Eat and live like a Japanese Zen Buddhist monk by staying at a temple in Japan. Shukubō 「Japanese temple lodgings, 宿坊」 are offered throughout the entire country.

Zen Buddhist monks are vegetarian, and when staying at a shukubō visitors are usually served the same cuisine enjoyed by the monks.

Zen Buddhist vegetarian cuisine
「shōjin ryōri, 精進料理」

Shōjin ryōri 「vegetarian cuisine, 精進料理」 at Renge-in, Kōya-san
NIKON D5200 (35mm, f/1.8, 1/25 sec, ISO100)
Shōjin ryōri 「vegetarian cuisine, 精進料理」 at Renge-in, Kōya-san

Shōjin ryōri「Zen Buddhist vegetarian cuisine, 精進料理」 is totally fish, meat and egg free. All meals feature rice and miso soup, plus any number of side dishes usually served in courses.

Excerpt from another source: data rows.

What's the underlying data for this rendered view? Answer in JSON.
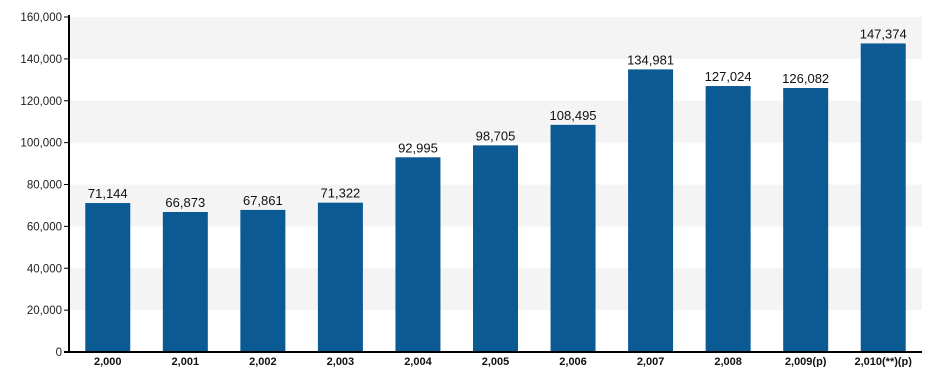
{
  "chart_data": {
    "type": "bar",
    "categories": [
      "2,000",
      "2,001",
      "2,002",
      "2,003",
      "2,004",
      "2,005",
      "2,006",
      "2,007",
      "2,008",
      "2,009(p)",
      "2,010(**)(p)"
    ],
    "values": [
      71144,
      66873,
      67861,
      71322,
      92995,
      98705,
      108495,
      134981,
      127024,
      126082,
      147374
    ],
    "data_labels": [
      "71,144",
      "66,873",
      "67,861",
      "71,322",
      "92,995",
      "98,705",
      "108,495",
      "134,981",
      "127,024",
      "126,082",
      "147,374"
    ],
    "y_ticks": [
      0,
      20000,
      40000,
      60000,
      80000,
      100000,
      120000,
      140000,
      160000
    ],
    "y_tick_labels": [
      "0",
      "20,000",
      "40,000",
      "60,000",
      "80,000",
      "100,000",
      "120,000",
      "140,000",
      "160,000"
    ],
    "ylim": [
      0,
      160000
    ],
    "grid": "alternating horizontal bands",
    "legend": "none",
    "colors": {
      "bar": "#0b5a94",
      "band": "#f4f4f4",
      "axis": "#000000"
    }
  }
}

Served for dinner during my stay at Renge-in Temple「Renge-in, 蓮花院」 at Mount Kōya 「Kōya-san, 高野山」 two courses were served. Some of the delicious sides included: a vinegared dish with lily bulb, cucumber,
Japanese ginger and Daitokuji wheat gluten; tempura (deep fried) vegetables; mochi (rice cakes); and seasonal fruit. Dinner and breakfast are usually included with each night’s stay. The courses were served on small lacquerware tables on tatami mats.

Renge-in was a great temple to stay at, it’s right in the middle of the Koya township, with easy access to many of the sites – including the Danjo Garan (one of my favourite places in the area).

Eating in Japan as a vegan or vegetarian

Many of my vegan and vegetarian friends have said that they wouldn’t travel to Japan, simply because it would be too hard for them to eat. With shōjin ryōri food served at shukubō temple lodgings, fussy eaters can enjoy delicious animal free meals!